Bob Dole, former senator wounded in WWII, is promoted to Army colonel
Former Sen. Bob Dole was promoted from Army captain to the honorary rank of colonel during a ceremony Thursday at the World War II Memorial in Washington, becoming the third and only living recipient of such an honor in the service’s 244-year history.
Dole, 95, enlisted in the early years of U.S. involvement of WWII and was commissioned as a second lieutenant before shipping off with the 10th Mountain Division to Italy.
There he was shot in the back by a German machine gun while he attempted to rescue an injured radioman during an assault on an enemy position.
He spent years recovering in a military hospital, Army Chief of Staff Gen. Mark A. Milley said during the ceremony attended by family members, military officials and dignitaries, as well veterans visiting the memorial as part of an Honor Flight.
Dole last wore the Army uniform in 1948 but continued to serve out of uniform for the next seven decades, Milley said.
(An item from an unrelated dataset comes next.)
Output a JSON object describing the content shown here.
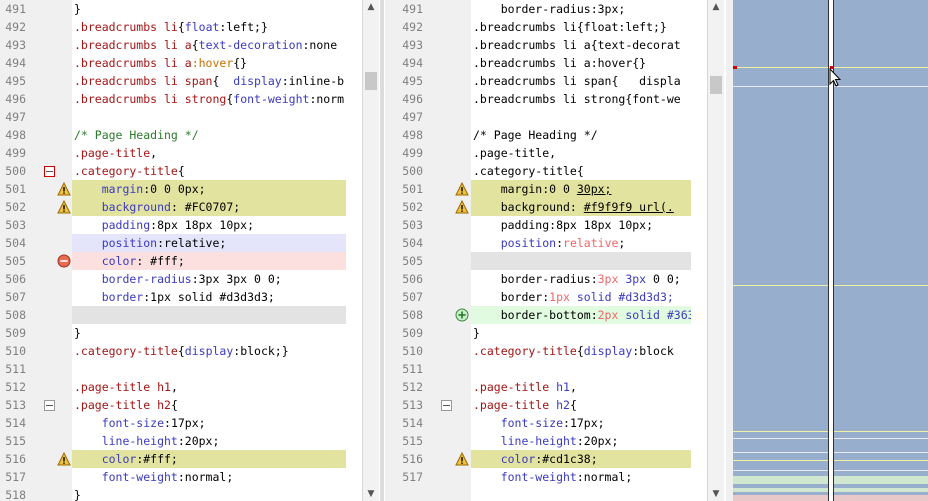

Dole, a recipient of two Purple Hearts who was twice awarded the Bronze Star Medal with Valor, never regained full use of his right arm.
The native Kansan served the state for more than three decades in the House and Senate and unsuccessfully challenged President Bill Clinton for the presidency in 1996 as the Republican nominee. He later headed the campaign that raised nearly $200 million to build the WWII memorial, where Milley said he often spends time greeting fellow war veterans.
“Bob Dole raised his right hand in 1942 and swore an oath to the Constitution,” Milley said. “He again raised his right hand on 14 April 1945 to rally his soldiers and lead the attack ... and because of his injuries he received that day, Lt. Dole lost the ability to raise that very right hand that he swore the oath with. But a man like Bob Dole will never be put down.”
In December, Dole was seen rising from his wheelchair and rendering a left-handed salute to the late President George H.W. Bush, who was lying in state in the Capitol rotunda. Images of the final salute by one WWII veteran to the last president to have served in that war spread widely.
Only two other Army officers have ever received an honorary promotion of any kind, Milley said. They are President George Washington, who was made honorary General of the Armies of the United States on the country’s bicentennial in 1976; and American explorer and governor William Clark, who was posthumously promoted from lieutenant to colonel in 2001 by Clinton. Clark joined Meriwether Lewis on an expedition to the Pacific Ocean in the early 1800s,
In early April, President Donald Trump authorized Dole’s honorary promotion, which had been pushed through the House and Senate by lawmakers from Dole’s home state. The Kansas House and Senate delegation were present at the ceremony, along with Secretary of State Mike Pompeo, a former Kansas congressman and Army officer.
Milley, along with Sergeant Major of the Army Dan Dailey — dressed in the new Army uniform resembling the WWII-era “pinks and greens” — presented Dole with a framed promotion warrant and a copy of the signed bill. Shortly beforehand, Milley asked the former senator if he was ready to be promoted.
“I’m ready,” Dole said, while seated in his wheelchair in front of U.S. and Army flags.
The honorary promotion will have no effect on his military benefits. Milley told him it would take another act of Congress to get him a pay raise.
“Okay,” Dole said. “I’ve got some members here.”
Later, Dole tweeted that he became a “full bird colonel,” thanking the Army for the honor.
“God bless our men and women in uniform,” he wrote.